If the agent produces no traces, Transaction Search is almost certainly not active yet. Run aws xray get-trace-segment-destination and confirm Status: ACTIVE; a fresh enable takes up to ten minutes, and spans only start flowing after it flips. If you see AccessDeniedException on the first Bedrock call, the model is not enabled in Model access for your region, or your caller lacks bedrock:InvokeModel; enable both the Sonnet and Nova Lite model IDs and retry.

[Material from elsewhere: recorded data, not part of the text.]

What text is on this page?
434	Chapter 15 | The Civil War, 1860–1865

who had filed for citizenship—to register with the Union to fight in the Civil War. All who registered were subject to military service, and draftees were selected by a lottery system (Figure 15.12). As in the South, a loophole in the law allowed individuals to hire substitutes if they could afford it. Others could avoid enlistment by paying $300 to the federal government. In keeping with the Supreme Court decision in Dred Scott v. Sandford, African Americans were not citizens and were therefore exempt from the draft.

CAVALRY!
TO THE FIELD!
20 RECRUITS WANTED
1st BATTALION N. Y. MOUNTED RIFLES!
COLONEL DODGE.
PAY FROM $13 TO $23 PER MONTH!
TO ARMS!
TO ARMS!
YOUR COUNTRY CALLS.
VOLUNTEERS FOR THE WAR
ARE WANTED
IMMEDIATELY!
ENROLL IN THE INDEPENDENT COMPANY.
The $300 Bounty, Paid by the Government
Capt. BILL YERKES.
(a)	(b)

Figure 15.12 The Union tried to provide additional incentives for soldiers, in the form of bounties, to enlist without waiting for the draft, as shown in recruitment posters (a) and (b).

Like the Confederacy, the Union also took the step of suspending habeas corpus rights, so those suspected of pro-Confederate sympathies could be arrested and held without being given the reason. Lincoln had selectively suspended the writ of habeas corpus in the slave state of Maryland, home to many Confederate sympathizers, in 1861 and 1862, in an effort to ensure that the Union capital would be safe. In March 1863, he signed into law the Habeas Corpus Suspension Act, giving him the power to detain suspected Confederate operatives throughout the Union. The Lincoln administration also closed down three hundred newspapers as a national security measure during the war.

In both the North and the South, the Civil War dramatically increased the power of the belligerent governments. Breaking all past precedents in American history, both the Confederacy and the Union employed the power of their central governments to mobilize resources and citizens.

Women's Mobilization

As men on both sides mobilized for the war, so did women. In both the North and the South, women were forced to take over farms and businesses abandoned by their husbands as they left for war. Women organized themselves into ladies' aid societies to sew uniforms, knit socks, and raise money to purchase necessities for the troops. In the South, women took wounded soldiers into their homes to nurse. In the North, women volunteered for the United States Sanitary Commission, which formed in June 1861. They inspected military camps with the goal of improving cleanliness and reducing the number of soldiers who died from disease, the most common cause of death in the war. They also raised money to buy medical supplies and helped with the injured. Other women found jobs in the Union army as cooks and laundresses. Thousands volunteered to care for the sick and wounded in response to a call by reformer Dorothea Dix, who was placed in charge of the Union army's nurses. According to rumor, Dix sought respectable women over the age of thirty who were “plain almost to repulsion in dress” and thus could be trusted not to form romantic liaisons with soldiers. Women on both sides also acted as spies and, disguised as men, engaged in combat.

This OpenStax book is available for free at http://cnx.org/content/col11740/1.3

If judge() throws a JSONDecodeError, the judge model wrapped its JSON in prose. Keep temperature at 0 and tighten the rubric to "reply with only JSON," or strip everything before the first { and after the last } before parsing. If the alarm never leaves INSUFFICIENT_DATA, you are not sending enough sampled data points inside the period; lower the sampling threshold from 0.2 or shorten the alarm period while testing. If the alarm flaps on and off during quiet hours, that is missing data being treated as breaching; keep TreatMissingData="notBreaching". Finally, if judge cost climbs, you are sampling too high or grading on too large a model; Nova Lite at a 10 to 20% sample rate should keep the eval bill well under the agent's own inference cost.

What this costs

Following along runs a few dollars at most. CloudWatch Transaction Search indexes 1% of traces free, and 1% is plenty for a test. Custom metrics are 0.30 dollars per metric per month, and you are creating one. Alarms are 0.10 dollars each. The real variable is Bedrock inference: a few hundred agent turns on Sonnet plus a 20% judge sample on Nova Lite is well under 5 dollars. Delete the alarm, the custom metric, the SNS topic, and the dashboard when done, and turn Transaction Search back off in the CloudWatch console if you enabled it only for this walkthrough, since leaving it on keeps indexing production traces.

Where to take it next

Three extensions, easiest first. Swap the homegrown judge for AgentCore Evaluators, the managed service AWS shipped for exactly this: it inspects agent sessions in real time and scores them against quality criteria without you running a judge loop, which removes the sampling and JSON-parsing code entirely. Next, add a second custom metric for tool-selection accuracy by having the judge also score whether the right tool was called, then alarm on that separately, since a wrong-tool regression and a hallucination regression usually have different root causes. Hardest, export the same OpenTelemetry stream to Datadog, Grafana Cloud, or Elastic by changing the OTLP endpoint, so the quality metric lands in whatever your team already watches at 3 a.m.

The reframing worth keeping: an error rate tells you the agent broke, and a token count tells you it wasted money, but only a graded score tells you it was wrong. If correctness is the thing you actually sell, it should be the thing you alarm on. Right now, for almost everyone shipping agents, it is the one number missing from the dashboard.